Linton, North Yorkshire


Linton is a village and civil parish in the Craven district of North Yorkshire, England. The population as of the 2011 census was 176. It is to the immediate south, and across the River Wharfe, from Grassington, near Threshfield and eight miles north of the market town Skipton. The green of this small village is set among an old Vanbrugh almshouse, a pub and three stone bridges over its beck. Not far to its north-east, Linton Beck runs down to the River Wharfe at the limestone Linton Falls, there bridged for walkers on a path up the Wharfe's north bank to Grassington.
Amidst the group of cottages close by the Falls is a 14th century, packhorse bridge, 'Little Emily's Bridge', a few minutes' walk from the church of Saint Michael and All Saints. Dating from the 12th century, Linton Church spreads an apron of churchyard, decorated with buttercups and gravestones, upon a small river plain bounded by a bend to its east of the Wharfe, as it flows from the Falls toward Burnsall, along the Dales Way.
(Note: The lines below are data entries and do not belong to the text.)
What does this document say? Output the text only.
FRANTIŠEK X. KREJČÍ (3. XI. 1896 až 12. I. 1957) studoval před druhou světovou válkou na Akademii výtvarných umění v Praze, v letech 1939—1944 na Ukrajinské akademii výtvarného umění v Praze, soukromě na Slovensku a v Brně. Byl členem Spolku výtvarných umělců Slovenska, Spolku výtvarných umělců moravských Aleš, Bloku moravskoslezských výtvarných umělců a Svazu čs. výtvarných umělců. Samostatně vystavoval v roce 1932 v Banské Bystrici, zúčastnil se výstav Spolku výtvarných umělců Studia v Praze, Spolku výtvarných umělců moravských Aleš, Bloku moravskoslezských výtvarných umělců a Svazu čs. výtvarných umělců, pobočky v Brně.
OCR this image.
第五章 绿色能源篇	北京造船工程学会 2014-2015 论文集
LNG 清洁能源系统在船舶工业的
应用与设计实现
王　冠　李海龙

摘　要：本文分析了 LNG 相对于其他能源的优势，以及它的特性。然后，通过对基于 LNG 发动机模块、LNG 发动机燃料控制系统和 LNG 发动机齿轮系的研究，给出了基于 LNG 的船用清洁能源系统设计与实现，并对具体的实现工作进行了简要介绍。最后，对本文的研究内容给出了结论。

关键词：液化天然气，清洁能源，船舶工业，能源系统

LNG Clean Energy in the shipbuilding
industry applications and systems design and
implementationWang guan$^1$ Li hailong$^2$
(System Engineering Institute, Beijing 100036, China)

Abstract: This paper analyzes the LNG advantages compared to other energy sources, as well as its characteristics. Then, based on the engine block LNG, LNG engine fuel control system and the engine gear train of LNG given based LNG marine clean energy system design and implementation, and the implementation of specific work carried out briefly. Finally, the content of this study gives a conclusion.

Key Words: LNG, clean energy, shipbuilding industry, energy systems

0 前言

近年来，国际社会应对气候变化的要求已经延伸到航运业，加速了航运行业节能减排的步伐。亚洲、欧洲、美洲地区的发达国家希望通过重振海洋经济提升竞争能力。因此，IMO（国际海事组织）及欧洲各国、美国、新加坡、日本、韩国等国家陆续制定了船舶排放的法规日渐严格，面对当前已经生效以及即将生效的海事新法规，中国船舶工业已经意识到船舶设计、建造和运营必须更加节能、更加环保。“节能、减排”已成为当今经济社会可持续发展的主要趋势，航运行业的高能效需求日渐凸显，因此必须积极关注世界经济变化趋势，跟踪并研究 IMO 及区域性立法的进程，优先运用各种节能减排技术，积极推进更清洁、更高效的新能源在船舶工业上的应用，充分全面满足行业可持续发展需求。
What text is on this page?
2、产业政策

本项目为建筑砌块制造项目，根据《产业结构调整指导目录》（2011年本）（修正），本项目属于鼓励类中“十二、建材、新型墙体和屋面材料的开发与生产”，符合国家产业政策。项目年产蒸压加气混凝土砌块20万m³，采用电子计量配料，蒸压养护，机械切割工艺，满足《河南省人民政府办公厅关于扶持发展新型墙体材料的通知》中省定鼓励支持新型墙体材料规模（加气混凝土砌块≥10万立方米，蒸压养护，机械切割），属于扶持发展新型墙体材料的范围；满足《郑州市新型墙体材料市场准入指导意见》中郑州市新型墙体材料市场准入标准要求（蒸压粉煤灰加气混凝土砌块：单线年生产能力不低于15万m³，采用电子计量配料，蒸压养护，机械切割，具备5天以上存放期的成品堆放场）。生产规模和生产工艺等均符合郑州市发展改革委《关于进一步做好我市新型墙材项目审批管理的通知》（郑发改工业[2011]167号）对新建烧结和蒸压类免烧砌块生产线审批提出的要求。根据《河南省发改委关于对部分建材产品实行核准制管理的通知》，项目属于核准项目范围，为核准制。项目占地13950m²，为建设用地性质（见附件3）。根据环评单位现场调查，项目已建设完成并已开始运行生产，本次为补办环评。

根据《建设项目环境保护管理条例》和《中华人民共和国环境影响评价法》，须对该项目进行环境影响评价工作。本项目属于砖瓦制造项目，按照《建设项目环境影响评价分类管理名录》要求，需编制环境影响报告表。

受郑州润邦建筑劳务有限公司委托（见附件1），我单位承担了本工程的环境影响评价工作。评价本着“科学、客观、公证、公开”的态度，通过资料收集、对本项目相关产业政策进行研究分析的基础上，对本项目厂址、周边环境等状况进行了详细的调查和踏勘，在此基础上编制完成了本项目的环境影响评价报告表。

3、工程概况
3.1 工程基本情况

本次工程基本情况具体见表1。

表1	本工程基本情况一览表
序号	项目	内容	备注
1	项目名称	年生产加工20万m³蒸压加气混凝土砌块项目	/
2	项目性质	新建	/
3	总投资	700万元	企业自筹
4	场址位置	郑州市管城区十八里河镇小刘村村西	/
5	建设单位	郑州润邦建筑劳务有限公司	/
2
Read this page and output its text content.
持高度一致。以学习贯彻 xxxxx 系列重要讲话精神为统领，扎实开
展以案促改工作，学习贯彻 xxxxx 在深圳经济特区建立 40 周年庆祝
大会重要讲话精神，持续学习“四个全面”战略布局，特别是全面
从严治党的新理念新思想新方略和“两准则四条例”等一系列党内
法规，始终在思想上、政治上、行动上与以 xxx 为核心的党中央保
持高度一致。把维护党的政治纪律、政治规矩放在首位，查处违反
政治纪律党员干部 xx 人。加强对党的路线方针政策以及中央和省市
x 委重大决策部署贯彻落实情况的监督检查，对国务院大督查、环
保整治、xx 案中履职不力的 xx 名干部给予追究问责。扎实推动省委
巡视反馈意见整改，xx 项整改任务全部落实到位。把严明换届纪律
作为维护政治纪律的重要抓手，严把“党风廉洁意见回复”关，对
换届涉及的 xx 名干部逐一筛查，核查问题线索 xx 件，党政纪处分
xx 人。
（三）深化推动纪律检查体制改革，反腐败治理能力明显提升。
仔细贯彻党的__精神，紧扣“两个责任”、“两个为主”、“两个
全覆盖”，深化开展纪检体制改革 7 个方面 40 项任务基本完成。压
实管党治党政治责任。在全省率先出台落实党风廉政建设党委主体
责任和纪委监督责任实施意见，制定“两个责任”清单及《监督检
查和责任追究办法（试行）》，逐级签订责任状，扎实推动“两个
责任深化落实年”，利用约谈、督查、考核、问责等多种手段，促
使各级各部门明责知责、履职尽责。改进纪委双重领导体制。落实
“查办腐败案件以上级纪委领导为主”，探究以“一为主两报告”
Except at high water, the river is crossed near the churchyard by an ancient course of stepping-stones, below an old mill house.
designed by Sir John Vanbrugh, funded by a bequest from Richard Fountaine

History

Linton was historically a parish in Staincliffe Wapentake in the West Riding of Yorkshire. The ancient parish included the townships of Grassington, Hebden and Threshfield, all of which became separate civil parishes in 1866. Linton was transferred to North Yorkshire in 1974.

Linton Falls

Linton Falls was first built in 1909 but later abandoned in 1948. In 2012 it was restored by the construction of a hydroelectric plant.